RE: Do you have the right to be an atheist?
June 29, 2015 at 7:51 am
(This post was last modified: June 29, 2015 at 8:08 am by Alex K.)
(June 29, 2015 at 6:16 am)pool Wrote: Problem solved or did i miss something?
The problem is that with that definition of yours I might not be an atheist (or at least not a strong atheist), but it will be a completely misleading label because I am still a quite strong atheist with respect to the Gods promoted by the large religions, but that fact will be obscured by your needlessly loose definition.
I'll give you an example to drive home my point:
I'm claiming that have made the a fantastic discovery: there are very probably unicorns in my fridge, it's true! People will say I'm crazy, but they are fools, for it is completely unreasonable for anyone to be sceptical about me having a whole herd of unicorns in my fridge. Why?
The trick is that I have defined anything which has a somewhat pointy piece or edge as a unicorn.

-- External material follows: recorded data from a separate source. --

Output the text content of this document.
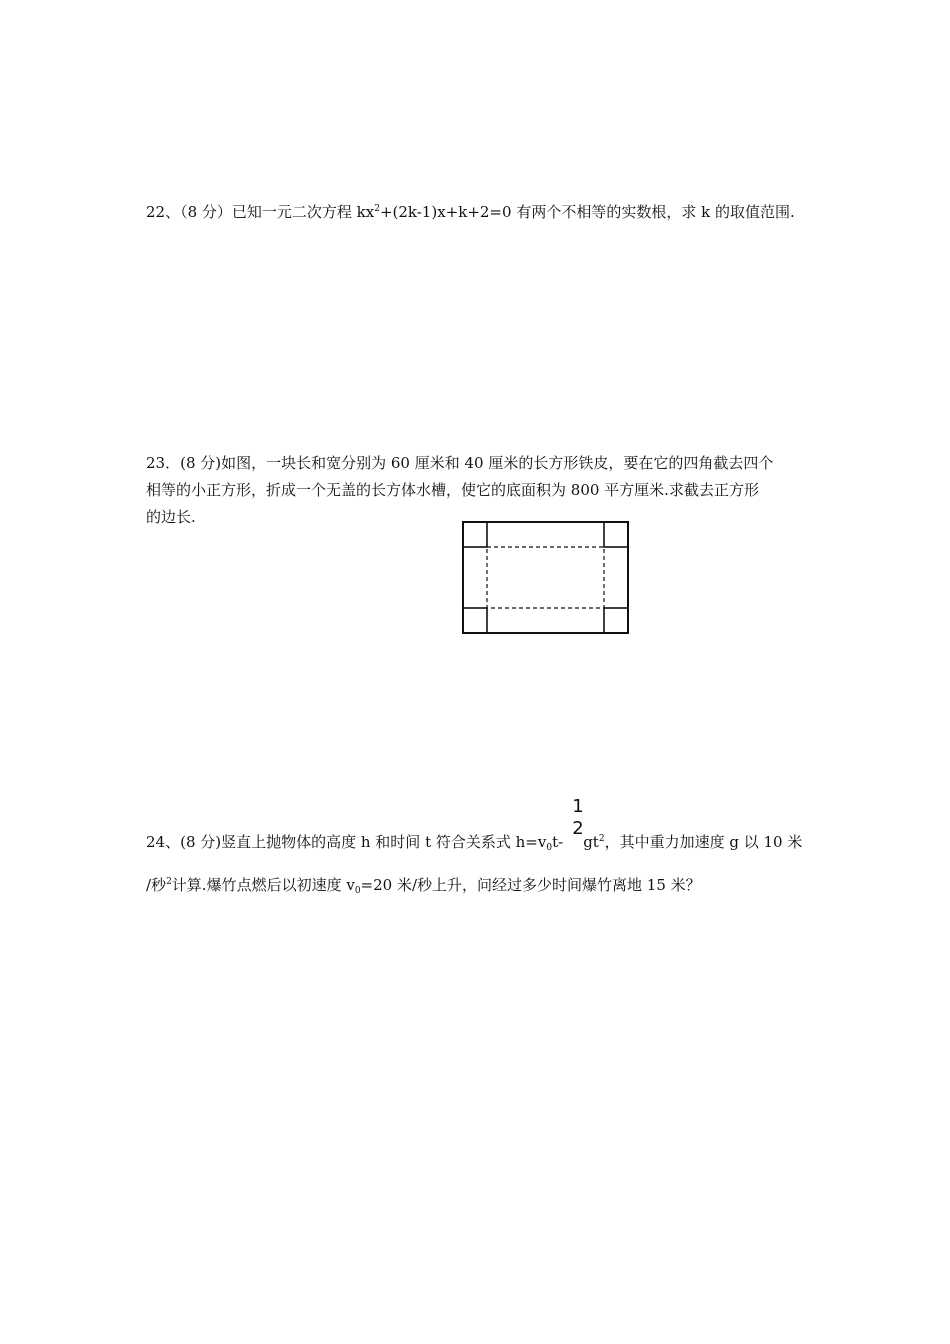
22、（8 分）已知一元二次方程 $kx^2+(2k-1)x+k+2=0$ 有两个不相等的实数根，求 k 的取值范围.
23．(8 分)如图，一块长和宽分别为 60 厘米和 40 厘米的长方形铁皮，要在它的四角截去四个
相等的小正方形，折成一个无盖的长方体水槽，使它的底面积为 800 平方厘米.求截去正方形
的边长.
1
2
24、(8 分)竖直上抛物体的高度 h 和时间 t 符合关系式 $h=v_0t-$ $gt^2$，其中重力加速度 g 以 10 米
/秒$^2$计算.爆竹点燃后以初速度 $v_0=20$ 米/秒上升，问经过多少时间爆竹离地 15 米？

That's my definition, deal with it. Duh. Now I'm butthurt that the zoologists on Facebook ridicule me and don't accept my claim.
Redefining words to become so general that they are useless for a specific application, and then insisting on using them for that application, is idiotic. In our case here, the application roughly is to express our lack of belief in the most common theistic propositions as they are held by religious theism in a wider sense. You are changing definitions of the words God and atheism until this demarcation is impossible because of bad definitions. That accomplishes nothing except deliberate obscurantism.
The fool hath said in his heart, There is a God. They are corrupt, they have done abominable works, there is none that doeth good.